Hempel, Semmelweis e a verdadeira tragédia da febre puerperal
Vol. 5, No. 1 • Scientiae Studia
Autor: Marcos Barbosa de Oliveira; Brena Paula Magno Fernandez
Resumo:
Em seu manual introdutório Filosofia da ciência natural, Hempel apresenta, enquanto ilustração e ponto de partida para uma análise do processo de invenção e teste de teorias científicas, um relato do caso Semmelweis – o médico húngaro que, em meados do século xix, em Viena, descobriu a causa da febre puerperal e um método eficaz de prevenção. O relato, se por um lado não incorre em inverdades factuais, por outro, é bastante sucinto, omitindo uma série de aspectos importantes do caso. A tese deste artigo é a de que, embora tais omissões se justifiquem plenamente em função dos objetivos do relato, elas são também convenientes para Hempel, na medida em que ajudam a transmitir uma imagem da ciência que vai muito além dos processos de invenção e teste de teorias, que reflete a concepção positivista de ciência – e assim, quaisquer que tenham sido a intenções do autor, contribuiu para sua disseminação e fortalecimento.
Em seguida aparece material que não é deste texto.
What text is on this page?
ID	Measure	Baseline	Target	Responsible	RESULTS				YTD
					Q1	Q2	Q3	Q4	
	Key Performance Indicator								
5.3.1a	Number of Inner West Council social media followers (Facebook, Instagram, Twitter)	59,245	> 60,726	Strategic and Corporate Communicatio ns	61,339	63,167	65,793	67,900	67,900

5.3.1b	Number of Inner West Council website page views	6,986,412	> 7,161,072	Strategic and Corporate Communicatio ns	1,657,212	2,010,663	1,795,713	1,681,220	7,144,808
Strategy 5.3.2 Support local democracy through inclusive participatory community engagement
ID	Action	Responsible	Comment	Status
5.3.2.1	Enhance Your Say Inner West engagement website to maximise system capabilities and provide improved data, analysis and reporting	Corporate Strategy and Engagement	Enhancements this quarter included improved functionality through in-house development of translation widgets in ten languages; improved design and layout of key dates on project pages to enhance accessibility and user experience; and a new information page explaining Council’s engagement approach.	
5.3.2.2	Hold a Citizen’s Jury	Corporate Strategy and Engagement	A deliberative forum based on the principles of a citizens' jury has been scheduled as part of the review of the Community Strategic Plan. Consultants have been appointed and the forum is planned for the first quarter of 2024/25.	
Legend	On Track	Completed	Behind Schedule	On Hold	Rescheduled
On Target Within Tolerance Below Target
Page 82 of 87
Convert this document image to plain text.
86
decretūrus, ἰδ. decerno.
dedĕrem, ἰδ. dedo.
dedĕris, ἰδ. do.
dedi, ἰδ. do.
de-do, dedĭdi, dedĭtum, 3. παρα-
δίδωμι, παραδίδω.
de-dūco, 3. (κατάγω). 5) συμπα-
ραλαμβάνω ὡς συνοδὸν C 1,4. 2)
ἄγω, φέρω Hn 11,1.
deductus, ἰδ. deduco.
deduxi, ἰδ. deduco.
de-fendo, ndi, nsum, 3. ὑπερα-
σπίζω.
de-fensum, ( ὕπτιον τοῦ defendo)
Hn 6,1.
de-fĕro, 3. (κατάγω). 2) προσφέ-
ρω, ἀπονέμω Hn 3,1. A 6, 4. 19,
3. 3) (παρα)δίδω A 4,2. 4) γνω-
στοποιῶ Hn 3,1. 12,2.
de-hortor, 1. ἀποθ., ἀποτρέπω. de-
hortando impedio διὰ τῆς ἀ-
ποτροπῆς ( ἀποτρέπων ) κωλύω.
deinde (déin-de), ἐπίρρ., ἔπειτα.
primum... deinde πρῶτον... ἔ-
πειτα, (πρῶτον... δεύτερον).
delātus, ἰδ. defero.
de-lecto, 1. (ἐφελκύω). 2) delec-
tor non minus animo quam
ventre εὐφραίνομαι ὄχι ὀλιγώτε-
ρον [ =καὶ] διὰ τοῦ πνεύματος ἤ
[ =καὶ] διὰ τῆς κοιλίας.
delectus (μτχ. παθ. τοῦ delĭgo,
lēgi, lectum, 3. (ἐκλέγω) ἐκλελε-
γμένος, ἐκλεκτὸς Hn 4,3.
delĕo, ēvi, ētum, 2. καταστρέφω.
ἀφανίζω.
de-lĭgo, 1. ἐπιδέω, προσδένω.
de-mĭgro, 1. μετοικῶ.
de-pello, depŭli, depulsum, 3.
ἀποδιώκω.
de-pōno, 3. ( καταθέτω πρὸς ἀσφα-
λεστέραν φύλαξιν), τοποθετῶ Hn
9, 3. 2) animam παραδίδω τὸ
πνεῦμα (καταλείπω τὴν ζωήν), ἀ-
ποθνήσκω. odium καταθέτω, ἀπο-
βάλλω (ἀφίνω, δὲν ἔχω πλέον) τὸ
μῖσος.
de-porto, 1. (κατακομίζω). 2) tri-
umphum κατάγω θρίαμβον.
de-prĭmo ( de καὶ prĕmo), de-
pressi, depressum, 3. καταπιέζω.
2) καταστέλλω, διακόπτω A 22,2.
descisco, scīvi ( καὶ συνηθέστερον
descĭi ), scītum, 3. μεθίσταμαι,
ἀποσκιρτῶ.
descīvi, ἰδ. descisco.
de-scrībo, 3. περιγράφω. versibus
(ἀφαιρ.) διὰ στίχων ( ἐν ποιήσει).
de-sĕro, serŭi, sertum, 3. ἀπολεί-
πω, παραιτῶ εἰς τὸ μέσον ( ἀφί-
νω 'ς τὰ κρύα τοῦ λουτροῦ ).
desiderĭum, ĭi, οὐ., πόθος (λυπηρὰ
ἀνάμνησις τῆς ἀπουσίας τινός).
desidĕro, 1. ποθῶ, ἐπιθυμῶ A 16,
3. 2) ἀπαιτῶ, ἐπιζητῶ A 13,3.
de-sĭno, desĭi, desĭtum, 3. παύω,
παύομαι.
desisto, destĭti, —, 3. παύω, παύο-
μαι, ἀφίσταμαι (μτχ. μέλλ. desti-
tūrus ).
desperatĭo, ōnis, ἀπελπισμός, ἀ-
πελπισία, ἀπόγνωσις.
Uma imagem que, pelo menos neste caso, não corresponde à realidade. Para demonstrar a tese, expomos as partes da história de Semmelweis omitidas por Hempel e mostramos como elas não se coadunam com a imagem positivista da ciência. Ao longo desse percurso, distinguimos três tipos de crítica à historiografia positivista: a kuhniana, a pós-moderna e a engajada. Na conclusão, tecemos algumas considerações sobre a pesquisa médica nos dias de hoje.
Abstract:
In his introductory textbook, Philosophy of natural science, Hempel presents, as an illustration and a starting point for an analysis of the processes of inventing and testing scientific theories, an account of the researches of Semmelweis the Hungarian physician who, in the middle of the xixth century, discovered the cause of puerperal fever and an effective method of prevention. The account does not involve anything that is factually untrue, but it is quite succinct, leaving out many important aspects of the case. Our thesis is that, although those omissions are justified in view of the aims of the account, they are also convenient to Hempel, because they help to propagate an image of science which goes much beyond the processes of invention and test. It is an image which reflects the positivist conception of science, and thus, whatever the intentions of the author, contributes to the dissemination and strengthening of that conception, but which, at least in this case, does not correspond to reality. To demonstrate the thesis, we give an account of the parts of Semmelweis's story omitted by Hempel, and we show how they do not fit in with the positivist image of science. Along the way, we distinguish three types of critique of positivist historiography: the Kuhnian, the post-modern, and the engagé. In the conclusion, we present some considerations concerning the medical research of today.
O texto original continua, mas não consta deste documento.